As one of the fastest growing economies in the world, India has a growing appetite for energy: electricity, oil, etc. This post is specifically about oil.

While it has a huge land mass, India does not have a long history of oil exploration. Now that the country has realized its growing appetite, the government has started to look at private companies in the hope that they will help it find new sources of oil. Unfortunately, this looks like its running counter to the country's tendency to fight private investment, especially foreign direct investment (FDI).

One example of this conflict is the Cairn India oil project. Funded by the IFC ($150 million), this project has run into problems because the company and the Indian government cannot agree on how the oil, which will be pulled from the Rajasthan desert, will be delivered to the market.

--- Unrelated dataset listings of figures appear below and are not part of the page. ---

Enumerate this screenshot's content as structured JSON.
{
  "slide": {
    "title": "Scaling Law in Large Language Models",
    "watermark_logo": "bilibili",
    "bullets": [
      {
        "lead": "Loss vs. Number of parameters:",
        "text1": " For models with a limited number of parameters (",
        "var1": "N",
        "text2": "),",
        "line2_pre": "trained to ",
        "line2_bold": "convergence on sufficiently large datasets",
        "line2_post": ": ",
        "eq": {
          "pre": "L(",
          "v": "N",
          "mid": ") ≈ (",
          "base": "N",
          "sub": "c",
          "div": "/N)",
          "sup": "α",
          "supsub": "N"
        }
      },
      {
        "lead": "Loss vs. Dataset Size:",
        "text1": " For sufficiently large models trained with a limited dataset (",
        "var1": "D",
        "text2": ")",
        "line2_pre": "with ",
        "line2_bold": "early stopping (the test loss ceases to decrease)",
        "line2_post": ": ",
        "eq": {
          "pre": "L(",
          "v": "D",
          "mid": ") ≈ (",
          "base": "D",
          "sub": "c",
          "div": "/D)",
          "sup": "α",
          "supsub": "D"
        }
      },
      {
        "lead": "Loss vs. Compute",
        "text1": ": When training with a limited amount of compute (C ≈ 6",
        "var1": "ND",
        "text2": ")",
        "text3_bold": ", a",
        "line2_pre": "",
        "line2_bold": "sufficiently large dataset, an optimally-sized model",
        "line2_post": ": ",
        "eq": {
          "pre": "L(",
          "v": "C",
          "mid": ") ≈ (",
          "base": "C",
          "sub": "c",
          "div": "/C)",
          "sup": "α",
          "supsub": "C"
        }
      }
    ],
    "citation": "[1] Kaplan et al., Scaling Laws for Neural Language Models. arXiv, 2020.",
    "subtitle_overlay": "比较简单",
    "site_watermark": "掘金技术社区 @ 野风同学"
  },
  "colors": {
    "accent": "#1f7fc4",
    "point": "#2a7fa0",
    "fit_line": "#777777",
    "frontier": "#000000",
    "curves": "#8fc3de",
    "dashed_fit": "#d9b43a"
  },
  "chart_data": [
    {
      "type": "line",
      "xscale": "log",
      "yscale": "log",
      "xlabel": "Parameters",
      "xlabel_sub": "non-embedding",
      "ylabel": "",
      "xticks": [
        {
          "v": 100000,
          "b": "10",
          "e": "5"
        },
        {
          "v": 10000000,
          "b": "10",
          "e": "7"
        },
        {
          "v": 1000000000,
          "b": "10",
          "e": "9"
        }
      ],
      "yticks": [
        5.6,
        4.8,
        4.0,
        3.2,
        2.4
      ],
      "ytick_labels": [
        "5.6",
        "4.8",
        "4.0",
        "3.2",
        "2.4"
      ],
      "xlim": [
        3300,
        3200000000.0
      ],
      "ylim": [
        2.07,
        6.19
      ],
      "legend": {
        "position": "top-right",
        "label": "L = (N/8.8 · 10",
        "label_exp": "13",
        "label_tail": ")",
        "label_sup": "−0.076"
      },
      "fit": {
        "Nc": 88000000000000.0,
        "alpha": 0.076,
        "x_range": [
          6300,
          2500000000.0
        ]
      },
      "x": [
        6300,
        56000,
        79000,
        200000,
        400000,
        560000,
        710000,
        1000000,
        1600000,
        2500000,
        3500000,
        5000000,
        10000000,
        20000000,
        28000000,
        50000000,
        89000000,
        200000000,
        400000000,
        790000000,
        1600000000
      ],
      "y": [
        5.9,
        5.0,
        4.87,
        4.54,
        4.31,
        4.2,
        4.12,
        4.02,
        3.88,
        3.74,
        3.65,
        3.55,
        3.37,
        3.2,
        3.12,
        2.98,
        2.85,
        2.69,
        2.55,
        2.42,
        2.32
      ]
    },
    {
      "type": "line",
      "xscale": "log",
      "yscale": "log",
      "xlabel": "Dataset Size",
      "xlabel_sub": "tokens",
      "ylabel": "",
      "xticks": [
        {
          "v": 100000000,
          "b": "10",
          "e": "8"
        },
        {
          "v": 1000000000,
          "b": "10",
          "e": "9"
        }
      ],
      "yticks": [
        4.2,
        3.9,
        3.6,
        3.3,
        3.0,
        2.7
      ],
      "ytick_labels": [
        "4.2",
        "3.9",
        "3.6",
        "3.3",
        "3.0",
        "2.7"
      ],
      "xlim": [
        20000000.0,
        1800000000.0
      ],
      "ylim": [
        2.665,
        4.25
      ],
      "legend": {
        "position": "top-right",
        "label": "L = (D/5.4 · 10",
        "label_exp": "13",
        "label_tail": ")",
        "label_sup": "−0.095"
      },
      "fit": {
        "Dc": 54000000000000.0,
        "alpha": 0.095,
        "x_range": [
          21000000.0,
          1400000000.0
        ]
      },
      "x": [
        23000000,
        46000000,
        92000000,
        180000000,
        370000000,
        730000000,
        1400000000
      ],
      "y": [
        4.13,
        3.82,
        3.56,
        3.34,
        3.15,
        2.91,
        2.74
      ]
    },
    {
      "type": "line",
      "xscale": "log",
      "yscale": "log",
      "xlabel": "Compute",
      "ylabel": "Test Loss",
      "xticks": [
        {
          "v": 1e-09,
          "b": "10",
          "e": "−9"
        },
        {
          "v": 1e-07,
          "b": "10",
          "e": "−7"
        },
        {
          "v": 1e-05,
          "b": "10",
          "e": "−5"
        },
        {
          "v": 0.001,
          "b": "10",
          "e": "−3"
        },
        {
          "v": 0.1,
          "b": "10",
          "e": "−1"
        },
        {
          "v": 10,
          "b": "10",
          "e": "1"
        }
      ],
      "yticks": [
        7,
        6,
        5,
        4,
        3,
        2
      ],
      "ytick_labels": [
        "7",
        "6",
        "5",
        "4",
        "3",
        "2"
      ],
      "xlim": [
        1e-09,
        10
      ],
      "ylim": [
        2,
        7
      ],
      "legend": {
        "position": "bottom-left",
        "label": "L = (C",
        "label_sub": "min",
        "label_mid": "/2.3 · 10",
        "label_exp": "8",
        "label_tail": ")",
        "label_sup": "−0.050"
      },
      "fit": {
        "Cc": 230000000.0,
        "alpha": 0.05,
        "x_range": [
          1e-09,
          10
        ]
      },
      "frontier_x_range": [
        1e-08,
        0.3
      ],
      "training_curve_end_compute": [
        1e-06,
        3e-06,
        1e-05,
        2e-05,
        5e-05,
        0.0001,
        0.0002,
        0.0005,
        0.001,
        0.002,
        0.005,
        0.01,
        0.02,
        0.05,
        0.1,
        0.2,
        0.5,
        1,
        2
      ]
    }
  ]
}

Cairn, who wants to build an $800 million pipeline to transport the oil from the site to the coast, has promised its investors and lenders an output of 150,000 barrels a day. However, the government, which has ultimate responsibility for delivering the oil from the field to the market, wants to build a "mini-refinery" on the site, arguing that this would greatly reduce the shipping cost. The problem is that would halve the production and thereby reduce profits. Not only that, a reduction in output could also violate its agreement with the government.

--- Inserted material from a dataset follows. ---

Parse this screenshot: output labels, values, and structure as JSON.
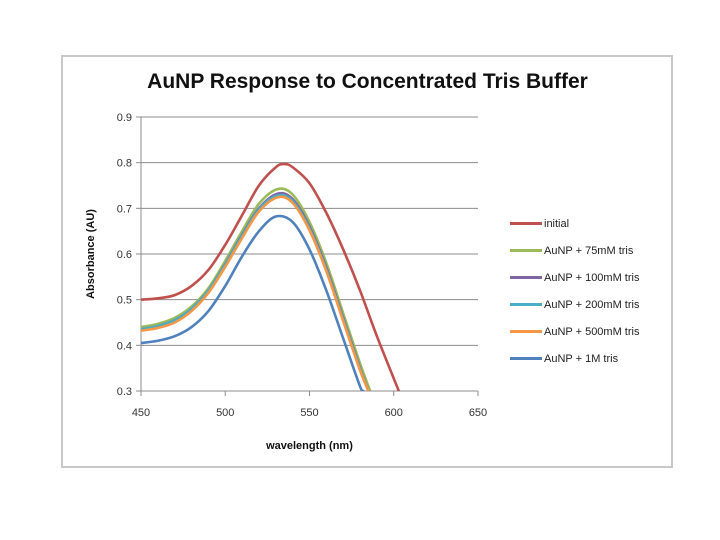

The other interesting fact is that the government is considering a plan by "steel baron Lakshmi Mittal to buy a 49 per cent stake in the Bhatinda refinery, which is under construction ... [and would] ... have a 180,000 barrel-a-day capacity ... [and] ... being built in northern Punjab state by state refiner Hindustan Petroleum Corp."

Could there be conflict of interest there and how would this impact the attitude of other companies that want to invest in the country?